KPF BALI 27/10/14 –

Harga karet di bursa Tocom pada awal perdagangan sesi siang hari ini, Senin 27 Oktober 2014, terpantau sedang mengalami pergerakan melemah. Pelemahan harga karet di bursa Tocom dipicu oleh kondisi fundamental yang sepi.

Posisi fundamental yang relatif sepi pada perdagangan hari ini terpantau membuat harga karet Tocom mengalami pergerakan melemah. Kekurangan akan faktor fundamental yang dapat kembali menguatkan harga karet, membuat investor diduga cukup terdorong untuk mengambil profit jangka pendek pasca penguatan harga karet pada akhir pekan lalu. Dampak dari hal tersebut, harga karet Tocom sedang melemah pada pagi ini.

Selain faktor sepi dorongan fundamental, pergerakan harga karet juga diduga sedang terfokus pada pergerakan nilai kontrak Oktober yang akan segera jatuh tempo. Adapun posisi harga nilai kontrak Oktober pada awal perdagangan hari ini telah melejit hingga naik 5 Yen dan diduga cukup tersupport oleh upaya peningkatan harga oleh negaranegara eksportir karet.

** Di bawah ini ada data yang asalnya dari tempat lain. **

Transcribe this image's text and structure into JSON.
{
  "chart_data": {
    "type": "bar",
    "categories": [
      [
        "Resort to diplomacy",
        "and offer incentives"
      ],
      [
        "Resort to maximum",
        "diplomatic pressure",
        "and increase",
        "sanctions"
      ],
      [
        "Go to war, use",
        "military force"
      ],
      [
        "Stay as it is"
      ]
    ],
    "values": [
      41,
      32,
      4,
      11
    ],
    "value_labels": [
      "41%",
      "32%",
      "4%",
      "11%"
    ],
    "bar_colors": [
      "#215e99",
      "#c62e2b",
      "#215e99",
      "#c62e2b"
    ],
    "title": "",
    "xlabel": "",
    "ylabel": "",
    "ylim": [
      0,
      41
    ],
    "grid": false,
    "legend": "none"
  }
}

Meskipun melemah hingga saat ini, pergerakan harga karet di bursa Tocom sedang mendapatkan support positif dari pergerakan nilai Yen di pasar valuta asing. Nilai Yen yang sedang melemah khususnya terhadap Dollar AS, berpotensi memberikan dorongan aksi beli oleh pihak asing.

Pada awal perdagangan sesi siang hari ini di bursa Tocom, harga karet terpantau sedang mengalami pergerakan melemah. Harga karet berjangka Tocom untuk kontrak Maret 2015 sedang turun 0,20% ke tingkat harga 199,1 Yen/kg atau melemah 0,4 Yen/kg.

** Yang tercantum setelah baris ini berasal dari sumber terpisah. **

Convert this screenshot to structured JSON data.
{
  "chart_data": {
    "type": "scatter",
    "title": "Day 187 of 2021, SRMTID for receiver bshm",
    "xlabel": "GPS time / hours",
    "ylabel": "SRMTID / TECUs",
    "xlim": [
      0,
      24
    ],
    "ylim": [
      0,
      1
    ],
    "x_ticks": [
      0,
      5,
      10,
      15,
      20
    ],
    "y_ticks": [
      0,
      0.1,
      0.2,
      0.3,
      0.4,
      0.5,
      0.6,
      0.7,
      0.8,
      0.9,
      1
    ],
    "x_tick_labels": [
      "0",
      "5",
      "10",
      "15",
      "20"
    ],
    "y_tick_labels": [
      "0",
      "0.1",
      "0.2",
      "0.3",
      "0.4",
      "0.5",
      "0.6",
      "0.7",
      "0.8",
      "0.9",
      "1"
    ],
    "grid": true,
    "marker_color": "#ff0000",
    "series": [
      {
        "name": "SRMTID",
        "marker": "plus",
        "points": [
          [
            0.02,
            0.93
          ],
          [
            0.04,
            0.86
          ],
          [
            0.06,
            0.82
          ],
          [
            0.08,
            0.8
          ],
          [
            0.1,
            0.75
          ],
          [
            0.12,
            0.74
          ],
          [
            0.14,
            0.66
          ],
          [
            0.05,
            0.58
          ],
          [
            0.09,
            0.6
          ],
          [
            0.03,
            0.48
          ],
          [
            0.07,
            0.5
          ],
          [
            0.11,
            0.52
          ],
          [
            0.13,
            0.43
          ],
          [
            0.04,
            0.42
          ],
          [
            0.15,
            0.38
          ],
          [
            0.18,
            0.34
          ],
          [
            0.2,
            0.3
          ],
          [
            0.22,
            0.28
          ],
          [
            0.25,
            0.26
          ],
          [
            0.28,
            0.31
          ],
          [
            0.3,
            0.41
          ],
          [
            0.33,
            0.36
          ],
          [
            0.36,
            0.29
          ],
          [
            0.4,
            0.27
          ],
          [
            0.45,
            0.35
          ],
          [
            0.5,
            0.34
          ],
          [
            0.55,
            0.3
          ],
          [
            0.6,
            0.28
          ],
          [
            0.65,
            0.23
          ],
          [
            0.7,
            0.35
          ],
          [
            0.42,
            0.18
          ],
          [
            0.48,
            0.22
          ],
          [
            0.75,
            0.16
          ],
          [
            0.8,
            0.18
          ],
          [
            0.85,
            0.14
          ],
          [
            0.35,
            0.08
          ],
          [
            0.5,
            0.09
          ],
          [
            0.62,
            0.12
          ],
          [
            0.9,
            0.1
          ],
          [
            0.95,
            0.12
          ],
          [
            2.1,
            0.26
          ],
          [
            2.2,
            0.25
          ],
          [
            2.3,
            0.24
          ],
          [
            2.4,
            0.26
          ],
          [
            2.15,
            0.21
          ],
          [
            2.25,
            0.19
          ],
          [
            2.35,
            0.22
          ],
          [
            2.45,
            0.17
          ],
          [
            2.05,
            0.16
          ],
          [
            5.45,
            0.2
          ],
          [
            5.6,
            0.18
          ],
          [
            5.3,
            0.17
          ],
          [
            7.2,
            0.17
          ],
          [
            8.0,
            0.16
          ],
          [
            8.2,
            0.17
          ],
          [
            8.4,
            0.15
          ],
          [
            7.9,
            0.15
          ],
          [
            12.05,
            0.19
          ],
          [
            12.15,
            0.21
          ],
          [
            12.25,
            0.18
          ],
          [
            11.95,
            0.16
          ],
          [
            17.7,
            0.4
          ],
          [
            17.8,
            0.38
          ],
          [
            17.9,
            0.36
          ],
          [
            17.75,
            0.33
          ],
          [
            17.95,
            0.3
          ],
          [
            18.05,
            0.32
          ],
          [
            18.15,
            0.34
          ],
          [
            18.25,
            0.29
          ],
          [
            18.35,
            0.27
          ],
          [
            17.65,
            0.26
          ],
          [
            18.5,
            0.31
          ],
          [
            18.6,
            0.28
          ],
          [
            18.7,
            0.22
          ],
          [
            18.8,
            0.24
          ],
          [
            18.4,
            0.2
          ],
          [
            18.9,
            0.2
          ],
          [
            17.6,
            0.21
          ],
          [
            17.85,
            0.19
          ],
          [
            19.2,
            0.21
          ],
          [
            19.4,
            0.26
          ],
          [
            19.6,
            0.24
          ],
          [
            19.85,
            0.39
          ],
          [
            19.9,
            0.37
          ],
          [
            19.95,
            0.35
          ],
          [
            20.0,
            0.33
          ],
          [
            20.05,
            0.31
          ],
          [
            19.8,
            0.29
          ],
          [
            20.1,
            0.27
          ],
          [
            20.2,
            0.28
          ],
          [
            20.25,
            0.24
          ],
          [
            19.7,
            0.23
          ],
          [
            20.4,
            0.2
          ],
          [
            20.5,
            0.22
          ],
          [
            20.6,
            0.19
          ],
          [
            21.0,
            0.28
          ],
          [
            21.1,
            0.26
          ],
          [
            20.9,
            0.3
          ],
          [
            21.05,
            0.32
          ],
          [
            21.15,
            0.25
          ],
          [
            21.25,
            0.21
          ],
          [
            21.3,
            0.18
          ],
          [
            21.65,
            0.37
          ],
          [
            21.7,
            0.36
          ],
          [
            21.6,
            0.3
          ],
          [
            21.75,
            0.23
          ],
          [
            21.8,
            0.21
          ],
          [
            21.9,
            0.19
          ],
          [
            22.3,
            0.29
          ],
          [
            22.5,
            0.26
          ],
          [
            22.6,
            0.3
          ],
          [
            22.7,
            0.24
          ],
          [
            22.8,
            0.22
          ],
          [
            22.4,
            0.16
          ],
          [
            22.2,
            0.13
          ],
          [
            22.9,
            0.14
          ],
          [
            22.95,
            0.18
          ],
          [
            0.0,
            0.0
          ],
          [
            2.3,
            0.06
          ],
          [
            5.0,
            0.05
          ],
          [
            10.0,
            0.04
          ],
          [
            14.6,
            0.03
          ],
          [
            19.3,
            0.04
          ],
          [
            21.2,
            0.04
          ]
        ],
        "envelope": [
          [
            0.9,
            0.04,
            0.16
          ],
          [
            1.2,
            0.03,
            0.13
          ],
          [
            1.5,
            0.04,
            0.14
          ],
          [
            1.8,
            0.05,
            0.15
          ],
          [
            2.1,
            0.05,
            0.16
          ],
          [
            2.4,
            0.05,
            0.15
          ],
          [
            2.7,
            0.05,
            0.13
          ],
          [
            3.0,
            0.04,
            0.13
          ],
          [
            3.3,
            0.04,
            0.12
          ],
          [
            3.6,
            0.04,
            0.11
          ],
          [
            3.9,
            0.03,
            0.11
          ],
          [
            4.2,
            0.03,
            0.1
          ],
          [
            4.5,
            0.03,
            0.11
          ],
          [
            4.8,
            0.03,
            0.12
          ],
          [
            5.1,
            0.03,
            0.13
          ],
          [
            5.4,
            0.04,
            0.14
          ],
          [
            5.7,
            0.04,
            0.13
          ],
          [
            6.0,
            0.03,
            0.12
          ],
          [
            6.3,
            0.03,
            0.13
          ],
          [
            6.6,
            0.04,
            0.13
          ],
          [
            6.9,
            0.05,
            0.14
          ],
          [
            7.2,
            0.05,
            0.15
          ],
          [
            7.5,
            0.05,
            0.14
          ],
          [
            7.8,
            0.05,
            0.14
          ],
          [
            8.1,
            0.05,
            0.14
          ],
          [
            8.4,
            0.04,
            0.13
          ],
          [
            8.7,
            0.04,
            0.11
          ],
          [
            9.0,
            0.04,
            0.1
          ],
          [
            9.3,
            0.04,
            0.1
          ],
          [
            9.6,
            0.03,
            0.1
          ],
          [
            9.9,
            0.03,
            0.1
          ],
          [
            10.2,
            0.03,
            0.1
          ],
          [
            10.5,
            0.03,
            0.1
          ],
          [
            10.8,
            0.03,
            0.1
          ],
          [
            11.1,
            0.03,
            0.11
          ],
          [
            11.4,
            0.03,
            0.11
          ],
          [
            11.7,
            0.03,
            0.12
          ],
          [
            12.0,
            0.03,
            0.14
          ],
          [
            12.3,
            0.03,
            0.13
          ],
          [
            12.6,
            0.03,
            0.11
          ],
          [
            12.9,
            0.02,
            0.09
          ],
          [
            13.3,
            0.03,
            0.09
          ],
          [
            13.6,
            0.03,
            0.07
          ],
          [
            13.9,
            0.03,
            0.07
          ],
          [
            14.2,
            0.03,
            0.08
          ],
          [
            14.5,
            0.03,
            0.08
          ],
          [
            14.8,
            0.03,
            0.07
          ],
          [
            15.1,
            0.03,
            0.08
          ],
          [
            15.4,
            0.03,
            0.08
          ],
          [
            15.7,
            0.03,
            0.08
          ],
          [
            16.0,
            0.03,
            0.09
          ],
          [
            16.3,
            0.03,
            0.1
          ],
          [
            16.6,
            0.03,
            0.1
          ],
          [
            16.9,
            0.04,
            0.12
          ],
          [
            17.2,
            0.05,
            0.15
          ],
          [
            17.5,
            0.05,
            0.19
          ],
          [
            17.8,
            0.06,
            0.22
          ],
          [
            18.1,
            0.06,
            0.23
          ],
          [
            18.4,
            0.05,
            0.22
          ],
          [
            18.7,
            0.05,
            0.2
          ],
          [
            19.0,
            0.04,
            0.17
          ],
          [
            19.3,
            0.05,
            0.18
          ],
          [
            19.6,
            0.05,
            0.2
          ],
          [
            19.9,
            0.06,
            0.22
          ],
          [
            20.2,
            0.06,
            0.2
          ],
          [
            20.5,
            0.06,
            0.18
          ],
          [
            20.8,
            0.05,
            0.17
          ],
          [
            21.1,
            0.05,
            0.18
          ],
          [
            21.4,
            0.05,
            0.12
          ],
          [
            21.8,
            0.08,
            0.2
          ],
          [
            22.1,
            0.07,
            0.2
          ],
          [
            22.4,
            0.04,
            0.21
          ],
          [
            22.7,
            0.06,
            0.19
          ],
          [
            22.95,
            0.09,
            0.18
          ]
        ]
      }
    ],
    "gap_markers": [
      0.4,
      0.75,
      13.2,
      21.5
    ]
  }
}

Sementara pada perdagangan karet di bursa Shanghai Futures Exchange, harga karet juga sedang mengalami pergerakan melemah. Harga karet berjangka SHFE untuk kontrak Januari 2015 sedang turun 0,30% ke tingkat harga 13.215 Yuan.ton atau melemah 40 Yuan/ton.

Analyst Vibiz Research Center memprediksi harga karet Tocom akan berpotensi untuk menguat terbatas pada perdagangan hari ini. Hal tersebut dilandasi oleh adanya sentimen positif dari upaya support harga dari negara eksportir karet dan pelemahan nilai Yen di pasar valuta asing.